The largest population replacement of the last 13,000 years was the result of the collision between the Old World and the New World. The parts of the Americas with food production had a number of disadvantages vis-à-vis the Europeans: Dependence on corn which is much lower in protein than Europe’s diverse cereals. The amount of crops was limited by use of hand planting rather than by broadcasting as in Europe. Productiveness was limited by the lack of animals to pull plows and provide fertilizer and for tasks such as threshing, grinding, and irrigation. Settled villages arose thousands of years later in the Americas than in Eurasia. Early American people remained hunter-gathers because of the lack of wild animals to domesticate and the nature of the available plants. The main plant (corn) required a long time to evolve from its wild ancestor to a productive domesticated version. Consequently, when farming did develop in the Americas, it remained supplemented by hunting and gathering for a long time. The three regions (Southeastern United States, Mesoamerica, and the Andes) of settled cultures were never connected in the trade or conflict which transmits disease, technology and complex weaponry. The lack of competitive pressure and cross fertilization of ideas slowed or stopped inventions. For example, Mesoamericans discovered the wheel, but the only large mammal capable of pulling a wheeled vehicle (the Llama) lived in the Andes. The two never got together. Diffusion was difficult because the Americas were fragmented by deserts, mountains, and rain forests.
The first American contacts with Europeans were with Norse from Greenland in 874 AD. These people were, however, too few, too poor, too early, and too far north to make successful settlements.
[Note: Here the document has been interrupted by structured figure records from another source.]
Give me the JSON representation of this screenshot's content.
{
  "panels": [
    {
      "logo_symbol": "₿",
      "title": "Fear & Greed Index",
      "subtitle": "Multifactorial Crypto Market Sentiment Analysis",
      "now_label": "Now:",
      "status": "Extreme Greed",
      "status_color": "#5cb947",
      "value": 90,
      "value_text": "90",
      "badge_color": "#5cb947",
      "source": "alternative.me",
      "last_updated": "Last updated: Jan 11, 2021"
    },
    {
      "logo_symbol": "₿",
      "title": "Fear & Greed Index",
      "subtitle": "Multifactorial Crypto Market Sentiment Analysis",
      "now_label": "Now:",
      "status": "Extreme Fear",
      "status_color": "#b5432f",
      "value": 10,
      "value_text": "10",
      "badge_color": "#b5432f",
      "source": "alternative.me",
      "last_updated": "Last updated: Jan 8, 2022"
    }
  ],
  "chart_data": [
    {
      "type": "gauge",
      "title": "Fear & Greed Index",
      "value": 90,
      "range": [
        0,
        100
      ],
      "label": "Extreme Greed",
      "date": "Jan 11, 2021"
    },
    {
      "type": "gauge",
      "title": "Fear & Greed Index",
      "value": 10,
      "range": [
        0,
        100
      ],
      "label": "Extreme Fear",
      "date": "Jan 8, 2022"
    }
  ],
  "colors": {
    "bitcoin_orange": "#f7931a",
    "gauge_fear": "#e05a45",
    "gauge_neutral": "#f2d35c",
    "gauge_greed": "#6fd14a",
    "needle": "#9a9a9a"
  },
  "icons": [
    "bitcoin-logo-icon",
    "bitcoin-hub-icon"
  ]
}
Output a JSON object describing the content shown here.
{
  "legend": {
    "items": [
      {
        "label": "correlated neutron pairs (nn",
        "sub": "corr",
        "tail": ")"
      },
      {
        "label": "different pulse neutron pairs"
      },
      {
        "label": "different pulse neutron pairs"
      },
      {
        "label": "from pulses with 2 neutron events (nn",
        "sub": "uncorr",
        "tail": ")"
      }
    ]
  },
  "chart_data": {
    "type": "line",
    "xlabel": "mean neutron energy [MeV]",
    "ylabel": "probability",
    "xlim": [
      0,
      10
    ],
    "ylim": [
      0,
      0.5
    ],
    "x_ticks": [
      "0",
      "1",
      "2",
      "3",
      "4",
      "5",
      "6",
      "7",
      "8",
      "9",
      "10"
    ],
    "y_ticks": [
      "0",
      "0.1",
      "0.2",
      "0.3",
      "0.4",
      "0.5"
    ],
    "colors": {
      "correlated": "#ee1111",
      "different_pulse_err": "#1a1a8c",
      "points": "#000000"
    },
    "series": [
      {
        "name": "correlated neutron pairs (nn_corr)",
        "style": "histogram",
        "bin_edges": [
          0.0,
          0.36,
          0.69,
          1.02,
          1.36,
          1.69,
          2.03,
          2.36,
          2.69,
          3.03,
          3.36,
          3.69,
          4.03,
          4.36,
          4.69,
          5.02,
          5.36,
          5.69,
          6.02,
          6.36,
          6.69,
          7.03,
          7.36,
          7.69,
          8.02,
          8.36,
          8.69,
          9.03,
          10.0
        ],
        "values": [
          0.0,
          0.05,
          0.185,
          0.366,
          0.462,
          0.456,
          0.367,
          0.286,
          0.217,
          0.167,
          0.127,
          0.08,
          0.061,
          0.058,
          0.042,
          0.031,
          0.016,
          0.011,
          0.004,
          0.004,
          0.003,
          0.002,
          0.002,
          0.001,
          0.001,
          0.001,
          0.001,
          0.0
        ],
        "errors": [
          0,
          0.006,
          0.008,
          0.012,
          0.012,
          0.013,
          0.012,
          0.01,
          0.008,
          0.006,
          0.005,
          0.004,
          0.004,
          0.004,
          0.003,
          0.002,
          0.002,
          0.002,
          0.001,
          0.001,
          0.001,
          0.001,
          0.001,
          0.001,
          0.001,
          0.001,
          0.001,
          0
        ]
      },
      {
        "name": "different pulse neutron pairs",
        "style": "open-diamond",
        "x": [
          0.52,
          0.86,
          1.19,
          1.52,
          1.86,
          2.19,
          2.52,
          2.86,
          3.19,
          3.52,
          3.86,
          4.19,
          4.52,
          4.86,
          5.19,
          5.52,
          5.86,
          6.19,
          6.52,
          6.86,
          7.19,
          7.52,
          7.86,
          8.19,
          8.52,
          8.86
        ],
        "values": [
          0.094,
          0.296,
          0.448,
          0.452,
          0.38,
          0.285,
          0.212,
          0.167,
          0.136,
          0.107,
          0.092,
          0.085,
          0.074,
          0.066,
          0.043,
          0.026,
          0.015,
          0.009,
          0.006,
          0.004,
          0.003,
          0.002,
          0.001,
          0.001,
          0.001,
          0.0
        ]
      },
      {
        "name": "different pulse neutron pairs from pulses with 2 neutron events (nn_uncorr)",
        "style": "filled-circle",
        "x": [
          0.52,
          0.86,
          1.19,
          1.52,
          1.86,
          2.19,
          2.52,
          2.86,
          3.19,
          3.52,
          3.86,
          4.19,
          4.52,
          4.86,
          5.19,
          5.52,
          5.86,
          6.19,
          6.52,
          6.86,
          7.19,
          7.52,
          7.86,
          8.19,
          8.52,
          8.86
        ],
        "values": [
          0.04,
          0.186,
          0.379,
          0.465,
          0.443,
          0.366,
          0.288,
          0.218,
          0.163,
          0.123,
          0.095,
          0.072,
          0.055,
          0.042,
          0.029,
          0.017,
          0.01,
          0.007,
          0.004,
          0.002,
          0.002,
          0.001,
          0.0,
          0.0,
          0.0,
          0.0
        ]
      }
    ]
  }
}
The second invasion, this time from Spain, was successful because the source, target, latitude and time allowed the European advantages to be used effectively. Spain was rich and populous enough to support exploration and colonies. Landfalls were in subtropical areas suitable for food production. In many locations existing populations were quickly decimated by disease, dispossession, enslavement, warfare and murder. Where large native populations did survive (Andes, Central America) culture and language were extensively replaced with European ones. The conquest of the Inca by the Spanish is an example of what happened when Eurasian societies invaded other lands.
The Inca were a large complex society. So why did Pizarro come to America and conquer the Incas and not the reverse? The Spanish had guns, armor, steel swords, horses; the Inca had only stone, bronze or wooden weapons and no mounted troops. A smallpox epidemic, brought by the Spanish, had spread south from Panama well ahead of Pizarro. It drastically reduced the numbers of Inca troops and killed the emperor and many of his court. The ensuing civil war meant there was no unity of command in the conflict with the Spanish. The Europeans had ships and sailing know-how, the Inca did not. The Spanish could finance, build, staff and equip the ships. Hence, the Spanish came to America, and not the reverse. Writing gave Pizarro information about previous voyages and conquests, the environment, and the native peoples. The Inca had little or no information about the Spaniards; they were ignorant of their previous successful conquest of Central America.
The population of the Americas is now ten times what it was in 1492 because of immigration (voluntary and not) from Europe, Asia, and Africa.